16. Pasal 34 dihapus. 17. Ketentuan Pasal 35 diubah, sehingga keseluruhan Pasal 35 berbunyi sebagai berikut: Pasal 35 (1) Masyarakat mempunyai hak dan kesempatan seluas-luasnya untuk berperan serta dalam pelaksanaan transmigrasi. (2) Peran serta masyarakat sebagaimana dimaksud pada ayat (1) dilakukan secara perseorangan, kelompok masyarakat, atau badan usaha. (3) Pemerintah dan/atau pemerintah daerah memberikan kemudahan kepada masyarakat untuk berperan serta dalam pelaksanaan transmigrasi. (3a) Peran serta masyarakat sebagaimana dimaksud pada ayat (2) wajib dilakukan berdasarkan persetujuan atau izin dari Menteri. (4) Ketentuan lebih lanjut mengenai peran serta masyarakat diatur dengan Peraturan Pemerintah. 18. BAB XI DIHAPUS dan disisipkan 3 (tiga) BAB baru yakni BAB XA, BAB XB, dan BAB XC, sehingga berbunyi sebagai berikut: BAB XA PENGAWASAN Pasal 35A (1) Menteri, gubernur, dan/atau bupati/walikota melakukan pelaksanaan transmigrasi sesuai dengan kewenangannya.
pengawasan
terhadap
(2) Ketentuan lebih lanjut mengenai tata cara pengawasan sebagaimana dimaksud pada ayat (1) diatur dengan Peraturan Pemerintah. BAB XB SANKSI ADMINISTRATIF Pasal 35B Pejabat Pemerintah dan/atau pemerintah daerah yang tidak melaksanakan ketentuan sebagaimana dimaksud dalam Pasal 13 ayat (1), Pasal 14 ayat (1), dan/atau Pasal 15 ayat (1) dikenakan sanksi administratif sesuai dengan peraturan perundang-undangan.

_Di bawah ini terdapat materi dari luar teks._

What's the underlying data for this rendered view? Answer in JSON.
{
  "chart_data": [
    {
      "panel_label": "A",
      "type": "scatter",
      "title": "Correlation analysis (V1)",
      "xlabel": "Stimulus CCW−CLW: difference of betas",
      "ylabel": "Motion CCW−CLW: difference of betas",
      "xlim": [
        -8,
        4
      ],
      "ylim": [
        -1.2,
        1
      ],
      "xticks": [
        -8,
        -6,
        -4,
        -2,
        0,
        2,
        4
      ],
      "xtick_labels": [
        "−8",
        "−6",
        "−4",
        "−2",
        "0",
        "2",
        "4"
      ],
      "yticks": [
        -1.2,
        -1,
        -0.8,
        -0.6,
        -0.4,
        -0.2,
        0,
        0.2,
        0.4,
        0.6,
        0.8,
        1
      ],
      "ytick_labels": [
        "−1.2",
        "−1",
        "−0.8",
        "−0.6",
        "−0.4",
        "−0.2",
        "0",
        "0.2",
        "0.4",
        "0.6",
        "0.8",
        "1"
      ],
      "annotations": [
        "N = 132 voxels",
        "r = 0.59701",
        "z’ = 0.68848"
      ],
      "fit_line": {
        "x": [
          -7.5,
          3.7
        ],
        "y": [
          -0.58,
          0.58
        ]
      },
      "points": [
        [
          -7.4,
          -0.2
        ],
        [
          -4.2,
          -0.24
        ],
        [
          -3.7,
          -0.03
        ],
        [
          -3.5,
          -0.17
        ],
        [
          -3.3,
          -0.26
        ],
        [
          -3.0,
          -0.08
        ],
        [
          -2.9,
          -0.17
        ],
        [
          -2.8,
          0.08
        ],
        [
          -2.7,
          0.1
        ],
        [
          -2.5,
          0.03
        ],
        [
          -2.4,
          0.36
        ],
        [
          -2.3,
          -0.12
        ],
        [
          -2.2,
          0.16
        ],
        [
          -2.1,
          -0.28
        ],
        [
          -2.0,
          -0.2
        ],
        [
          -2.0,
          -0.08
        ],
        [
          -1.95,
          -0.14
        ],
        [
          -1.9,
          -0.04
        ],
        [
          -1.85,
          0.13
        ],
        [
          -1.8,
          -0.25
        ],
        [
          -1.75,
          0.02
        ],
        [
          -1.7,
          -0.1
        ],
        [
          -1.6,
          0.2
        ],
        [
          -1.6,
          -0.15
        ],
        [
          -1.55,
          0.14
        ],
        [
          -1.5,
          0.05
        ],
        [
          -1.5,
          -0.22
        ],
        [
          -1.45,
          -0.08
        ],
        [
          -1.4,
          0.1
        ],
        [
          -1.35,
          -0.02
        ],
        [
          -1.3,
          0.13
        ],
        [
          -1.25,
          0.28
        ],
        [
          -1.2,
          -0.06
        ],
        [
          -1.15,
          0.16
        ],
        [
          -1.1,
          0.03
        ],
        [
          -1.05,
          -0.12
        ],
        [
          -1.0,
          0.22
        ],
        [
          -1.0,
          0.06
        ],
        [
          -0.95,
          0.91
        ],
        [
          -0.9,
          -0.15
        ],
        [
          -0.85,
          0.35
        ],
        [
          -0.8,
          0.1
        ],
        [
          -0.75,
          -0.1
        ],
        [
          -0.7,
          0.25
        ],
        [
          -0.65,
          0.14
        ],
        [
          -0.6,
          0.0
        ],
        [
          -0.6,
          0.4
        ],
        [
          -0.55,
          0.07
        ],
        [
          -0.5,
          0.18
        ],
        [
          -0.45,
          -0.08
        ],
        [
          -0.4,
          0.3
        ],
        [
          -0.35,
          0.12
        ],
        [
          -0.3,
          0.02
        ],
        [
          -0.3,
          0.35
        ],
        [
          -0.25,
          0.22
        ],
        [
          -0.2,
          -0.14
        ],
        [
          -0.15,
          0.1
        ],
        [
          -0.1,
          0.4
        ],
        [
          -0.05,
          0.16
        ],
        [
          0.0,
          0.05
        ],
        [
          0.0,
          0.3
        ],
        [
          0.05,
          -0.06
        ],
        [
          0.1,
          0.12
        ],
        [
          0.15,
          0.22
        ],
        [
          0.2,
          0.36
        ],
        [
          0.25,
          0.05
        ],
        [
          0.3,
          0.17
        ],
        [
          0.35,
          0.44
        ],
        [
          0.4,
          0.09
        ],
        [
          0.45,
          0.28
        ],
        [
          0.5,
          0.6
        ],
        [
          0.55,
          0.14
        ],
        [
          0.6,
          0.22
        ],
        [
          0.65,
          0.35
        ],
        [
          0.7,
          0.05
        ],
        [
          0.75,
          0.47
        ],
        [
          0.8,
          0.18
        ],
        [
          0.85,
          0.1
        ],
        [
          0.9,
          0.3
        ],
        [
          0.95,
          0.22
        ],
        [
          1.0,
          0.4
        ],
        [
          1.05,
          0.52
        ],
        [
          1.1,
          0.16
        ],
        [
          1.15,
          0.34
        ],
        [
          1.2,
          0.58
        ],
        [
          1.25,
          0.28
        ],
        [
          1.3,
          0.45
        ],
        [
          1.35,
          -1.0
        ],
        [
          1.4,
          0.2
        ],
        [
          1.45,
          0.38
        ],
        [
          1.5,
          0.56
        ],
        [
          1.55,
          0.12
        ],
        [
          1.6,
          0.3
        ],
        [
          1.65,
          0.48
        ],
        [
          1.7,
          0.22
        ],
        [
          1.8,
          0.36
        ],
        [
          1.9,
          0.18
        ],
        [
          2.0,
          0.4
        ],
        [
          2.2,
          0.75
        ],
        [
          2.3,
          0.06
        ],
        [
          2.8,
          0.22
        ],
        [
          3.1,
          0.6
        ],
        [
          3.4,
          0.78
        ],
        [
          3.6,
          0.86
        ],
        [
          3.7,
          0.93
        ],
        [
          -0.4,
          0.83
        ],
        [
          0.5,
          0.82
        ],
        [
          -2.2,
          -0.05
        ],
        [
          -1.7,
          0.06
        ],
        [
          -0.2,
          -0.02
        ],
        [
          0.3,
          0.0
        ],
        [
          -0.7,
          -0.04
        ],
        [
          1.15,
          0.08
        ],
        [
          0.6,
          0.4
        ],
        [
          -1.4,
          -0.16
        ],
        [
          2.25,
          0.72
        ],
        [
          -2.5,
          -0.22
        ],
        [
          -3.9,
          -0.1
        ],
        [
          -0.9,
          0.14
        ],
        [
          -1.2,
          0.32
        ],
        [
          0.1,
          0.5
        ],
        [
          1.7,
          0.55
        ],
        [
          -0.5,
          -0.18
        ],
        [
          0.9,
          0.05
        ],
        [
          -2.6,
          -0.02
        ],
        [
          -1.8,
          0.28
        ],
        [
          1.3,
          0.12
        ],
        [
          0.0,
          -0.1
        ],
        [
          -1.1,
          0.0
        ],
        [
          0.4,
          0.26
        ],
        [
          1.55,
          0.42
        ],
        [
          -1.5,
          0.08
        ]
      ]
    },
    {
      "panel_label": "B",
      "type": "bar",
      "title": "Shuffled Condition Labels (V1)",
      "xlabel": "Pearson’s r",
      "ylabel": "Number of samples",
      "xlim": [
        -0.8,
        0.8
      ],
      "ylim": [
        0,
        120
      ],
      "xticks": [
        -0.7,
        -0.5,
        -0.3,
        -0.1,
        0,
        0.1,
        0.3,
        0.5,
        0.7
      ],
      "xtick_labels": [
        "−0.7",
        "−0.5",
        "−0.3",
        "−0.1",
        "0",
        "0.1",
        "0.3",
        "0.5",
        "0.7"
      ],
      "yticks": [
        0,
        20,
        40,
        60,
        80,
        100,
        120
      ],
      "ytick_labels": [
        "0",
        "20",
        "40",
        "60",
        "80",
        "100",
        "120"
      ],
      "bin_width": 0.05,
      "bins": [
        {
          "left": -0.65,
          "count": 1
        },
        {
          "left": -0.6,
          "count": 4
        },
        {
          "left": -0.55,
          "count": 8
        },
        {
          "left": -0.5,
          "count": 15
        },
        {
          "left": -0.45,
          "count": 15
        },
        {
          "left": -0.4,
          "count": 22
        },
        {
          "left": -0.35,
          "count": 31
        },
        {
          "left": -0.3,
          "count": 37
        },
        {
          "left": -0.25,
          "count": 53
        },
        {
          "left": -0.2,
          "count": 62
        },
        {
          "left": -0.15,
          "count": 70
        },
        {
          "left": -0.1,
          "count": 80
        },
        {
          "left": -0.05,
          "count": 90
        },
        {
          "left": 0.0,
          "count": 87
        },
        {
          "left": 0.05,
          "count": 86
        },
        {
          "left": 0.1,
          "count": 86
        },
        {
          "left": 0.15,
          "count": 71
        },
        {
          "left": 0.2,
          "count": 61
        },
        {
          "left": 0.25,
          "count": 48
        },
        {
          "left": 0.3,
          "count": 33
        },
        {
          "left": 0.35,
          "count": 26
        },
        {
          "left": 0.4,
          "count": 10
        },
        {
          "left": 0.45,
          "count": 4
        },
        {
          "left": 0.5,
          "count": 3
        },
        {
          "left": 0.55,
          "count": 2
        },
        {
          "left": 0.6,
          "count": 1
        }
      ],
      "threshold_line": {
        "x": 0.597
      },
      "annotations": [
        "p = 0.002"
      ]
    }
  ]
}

Pasal 35C Badan usaha yang tidak melaksanakan ketentuan sebagaimana dimaksud dalam Pasal 8 ayat (3), Pasal 9 ayat (2), atau Pasal 35 ayat (3a) dikenakan sanksi administratif berupa: a. teguran lisan; b. teguran tertulis; atau c. pencabutan izin. Pasal 35D
Transmigran yang tidak melaksanakan ketentuan sebagaimana dimaksud dalam Pasal 16 dikenakan sanksi administratif berupa: a. teguran lisan; b. teguran tertulis; atau c. pencabutan status sebagai transmigran. Pasal 35E Kelompok masyarakat yang tidak melaksanakan ketentuan sebagaimana dimaksud dalam Pasal 35 ayat (3a) dikenakan sanksi administratif berupa: a. teguran lisan; b. teguran tertulis; atau c. pencabutan persetujuan Menteri. Pasal 35F Ketentuan lebih lanjut mengenai tata cara penjatuhan sanksi administratif sebagaimana dimaksud dalam Pasal 35C, Pasal 35D, dan Pasal 35E diatur dengan Peraturan Pemerintah. BAB XC KETENTUAN PIDANA Pasal 35G Dalam hal pelanggaran sebagaimana dimaksud dalam Pasal 35B, Pasal 35C, Pasal 35D, atau Pasal 35E, terdapat dugaan tindak pidana diproses lebih lanjut sesuai dengan peraturan perundangundangan. Pasal II Undang-Undang ini mulai berlaku pada tanggal diundangkan. Agar setiap orang mengetahuinya, memerintahkan pengundangan Undang-Undang ini dengan penempatannya dalam Lembaran Negara Republik Indonesia. Disahkan di Jakarta pada tanggal 15 September 2009 PRESIDEN REPUBLIK INDONESIA, ttd. DR. H. SUSILO BAMBANG YUDHOYONO Diundangkan di Jakarta pada tanggal 15 September 2009 MENTERI HUKUM DAN HAK ASASI MANUSIA REPUBLIK INDONESIA, ttd. ANDI MATTALATTA LEMBARAN NEGARA REPUBLIK INDONESIA TAHUN 2009 NOMOR 131
Salinan sesuai dengan aslinya SEKRETARIAT NEGARA RI Kepala Biro Peraturan Perundang-undangan Bidang Politik dan Kesejahteraan Rakyat, ttd Wisnu Setiawan
PENJELASAN ATAS UNDANG-UNDANG REPUBLIK INDONESIA NOMOR 29 TAHUN 2009 TENTANG PERUBAHAN ATAS UNDANG-UNDANG NOMOR 15 TAHUN 1997 TENTANG KETRANSMIGRASIAN I.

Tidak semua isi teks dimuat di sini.